FIG.l shows the effect of the amount of DTPA used on the rate of calcium sulfate dissolution at 70 degrees centigrade and pH 13. The results show that the solvent is very effective in dissolving calcium sulfate scale at a concentration range of 20 to 40% by weight, preferably between 20 and 30%.

FIG.2 shows the effect of solvent pH on the rate of calcium sulfate dissolution(at 70 degrees centigrade) for solvents containing 20% and 40% DTPA. These results show that an increase in pH from 10 to 13 slightly increases calcium sulfate dissolution.

As noted above, the effect of cations is also very important to the success of the scale solvent, especially when added with the sizable portion of caustic required to adjust the pH to 12. Dissolution is enhanced as the size of the cation is increased, i.e. lithium, sodium, potassium and cesium. Lithium and sodium hydroxides in the presence of EDTA, or DTPA, and catalysts are not soluble at a pH of 12, the optimum value. Cesium is too difficult to obtain, both in quantity and price. Therefore, potassium hydroxide, in the form of caustic potash, is the pH adjusting reagent of choice.

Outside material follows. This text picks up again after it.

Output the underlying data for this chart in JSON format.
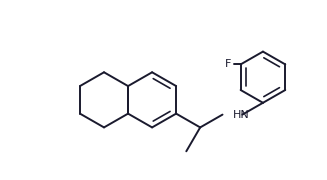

One example of a preferred aqueous solvent which can be used comprises 20% by weight DTPA adjusted to a pH of 12 with potassium hydroxide. The solvent containing the dissolved scale may be regenerated by acidifying the solvent in the presence of an anion which forms a precipitate of an insoluble salt of the alkaline earth metal of the dissolved scale. This method of regenerating the solvent is described in applicant's co-pending application Serial No. 07/593,136, filed October 5, 1990.

Claims

Claims ;

1. A method for removing calcium sulfate scale comprising contacting the scale with an aqueous solution having a pH of about [8] 12 to about 14 and consisting essentially of diethylenetriamine- pentaacetic acid (DTPA) or salt thereof present in a concentration of from about 20 to 40% by weight and potassium hydroxide of a chelating agent comprising DTPA or salt thereof sufficient to dissolve the scale.

2. The method as recited in Claim 1 where the pH is obtained by the addition of hydroxides of potassium.

3. The method as recited in Claim 1 where the chelating agent diethylenetriaminepentaacetic acid (DTPA) is present in a concentration of 20% by weight.

4. The method as recited in Claim 1 where the pH of the solution is adjusted to about 12 with potassium hydroxide.

5. The method as recited in Claim 1 where the pH of the solution is from 12 to 14.

6. The method as recited in Claim 1 where the pH of the solution is about 12.

7. The method as recited in Claim 1 where the solution is directed down a cased wellbore, from which scale is dissolved and subsequently dissolved scale is removed from the wellbore.

8. The method as recited in Claim 1 where the solution is contacted with a subsurface formation to remove scale from the formation.